Najbardziej zadowoleni mogą być uczestnicy funduszy inwestujących poza Polską.
Jak zwracają uwagę Analizy Online, zarówno fundusze akcji, jak i obligacji czy mieszane rynków zagranicznych wypadły lepiej niż najlepsza kategoria funduszy polskich – najbezpieczniejsze fundusze gotówkowe i pieniężne, które zarobiły średnio 0,5 proc.
Daleko za Jankesami
Najwięcej zyskali inwestorzy funduszy amerykańskich, którym sprzyjała nie tylko lepsza koniunktura za oceanem (podczas gdy warszawski indeks szerokiego rynku WIG stracił w marcu 0,7 proc., amerykański S&P500 był 3,1 proc. na plusie), lecz również osłabienie złotego względem dolara. Dzięki temu fundusze akcji inwestujące w Stanach Zjednoczonych zyskały średnio 2,4 proc.
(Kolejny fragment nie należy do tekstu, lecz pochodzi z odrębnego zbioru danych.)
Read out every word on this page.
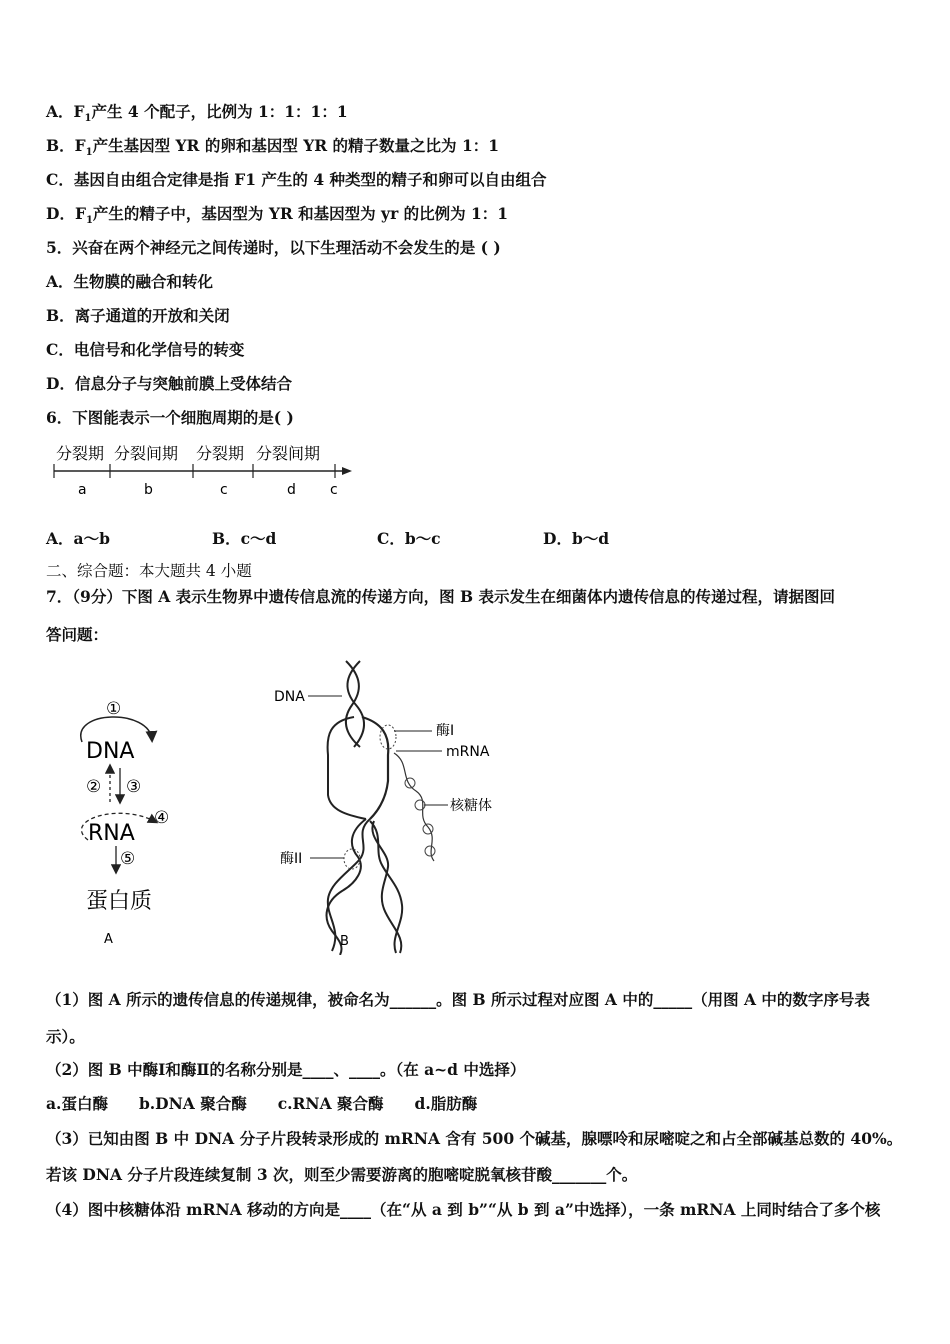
A．$F_1$产生 4 个配子，比例为 1：1：1：1
B．$F_1$产生基因型 YR 的卵和基因型 YR 的精子数量之比为 1：1
C．基因自由组合定律是指 F1 产生的 4 种类型的精子和卵可以自由组合
D．$F_1$产生的精子中，基因型为 YR 和基因型为 yr 的比例为 1：1
5．兴奋在两个神经元之间传递时，以下生理活动不会发生的是 ( )
A．生物膜的融合和转化
B．离子通道的开放和关闭
C．电信号和化学信号的转变
D．信息分子与突触前膜上受体结合
6．下图能表示一个细胞周期的是( )
分裂期 分裂间期 分裂期 分裂间期
a	b	c	d c
A．a～b	B．c～d	C．b～c	D．b～d
二、综合题：本大题共 4 小题
7．（9分）下图 A 表示生物界中遗传信息流的传递方向，图 B 表示发生在细菌体内遗传信息的传递过程，请据图回
答问题：
①
DNA
② ③
④
RNA
⑤
蛋白质
A
DNA
酶I
mRNA
核糖体
酶II
B
（1）图 A 所示的遗传信息的传递规律，被命名为______。图 B 所示过程对应图 A 中的_____（用图 A 中的数字序号表
示）。
（2）图 B 中酶Ⅰ和酶Ⅱ的名称分别是____、____。（在 a~d 中选择）
a.蛋白酶　　b.DNA 聚合酶　　c.RNA 聚合酶　　d.脂肪酶
（3）已知由图 B 中 DNA 分子片段转录形成的 mRNA 含有 500 个碱基，腺嘌呤和尿嘧啶之和占全部碱基总数的 40%。
若该 DNA 分子片段连续复制 3 次，则至少需要游离的胞嘧啶脱氧核苷酸_______个。
（4）图中核糖体沿 mRNA 移动的方向是____（在“从 a 到 b”“从 b 到 a”中选择），一条 mRNA 上同时结合了多个核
Tymczasem średnia stopa zwrotu funduszy akcji polskich była 1 proc. pod kreską. Tylko trochę lepiej wypadły fundusze małych i średnich spółek, które średnio rzecz biorąc, wyszły na zero.
Najlepszy w tej grupie PKO Małych i Średnich Spółek Plus zarobił 3,1 proc., najsłabszy ING Selektywny był 3,5 proc. na minusie.